Brindisi 5 arresti per presunte tangenti sono stati eseguiti dalla guardia di finanza di Brindisi nella prima mattina di oggi, venerdì 5 maggio, a seguito di un’ordinanza di custodia cautelare per corruzione nell’ambito di appalti per lavori eseguiti alla centrale Enel Federico II.

La 5 persone tratte in arresto sono accusate di avere incassato mazzette, in cambio delle quali garantivano l’assegnazione degli appalti alle ditte ‘amiche’. L’ipotesi di reato formulata dagli dai pm Milto De Nozza e Francesco Carluccio è di corruzione. I 5 arrestati, di cui uno in carcere e quattro agli arresti domiciliari, sono dipendenti e funzionari della società elettrica Enel di Cerano.

L’inchiesta ha avuto inizio il 7 marzo scorso: le indagini sono partite in relazione ad un imprenditore di Monteroni (Lecce) che scalò il nastro trasportatore della centrale Federico II minacciando il suicidio.
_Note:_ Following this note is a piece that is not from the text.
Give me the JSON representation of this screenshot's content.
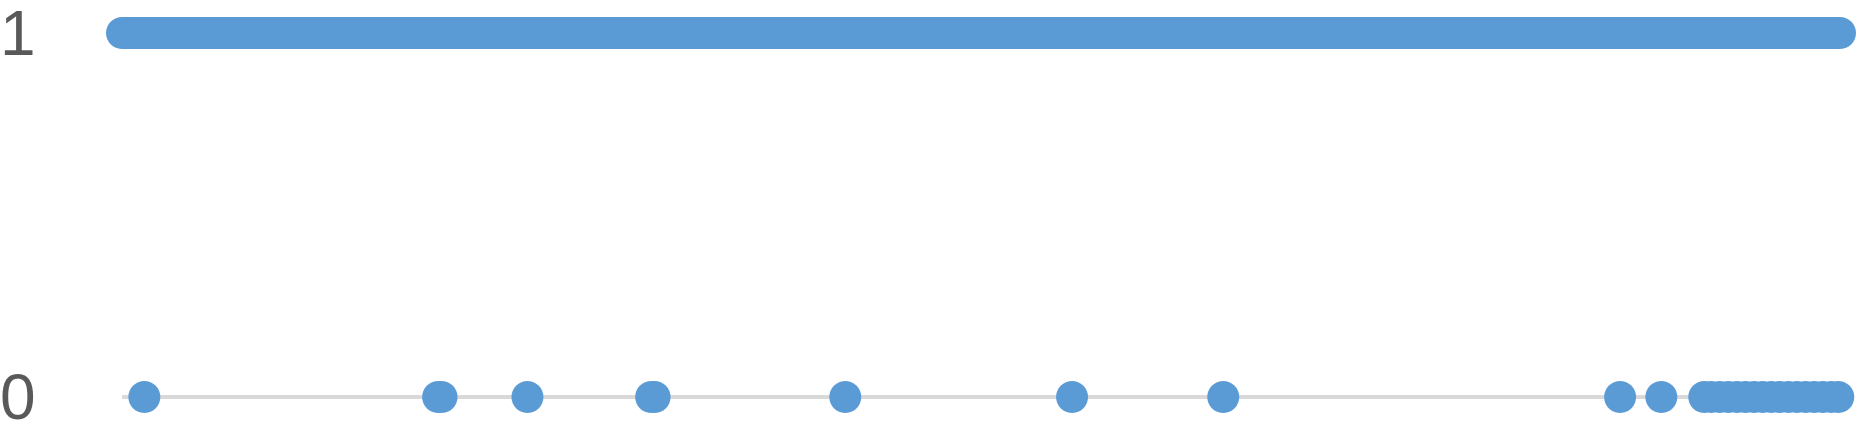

L’uomo aveva raccontato agli inquirenti che lo soccorsero di essere finito sul lastrico. Il 44enne disse, dopo aver vinto un appalto con la sua azienda, ed aver eseguito a regola d’arte dei lavori all’interno degli impianti termoelettrici, di non essere riuscito a incassare i compensi che gli erano dovuti. Da lì l’input alle indagini che hanno portato agli arresti di oggi.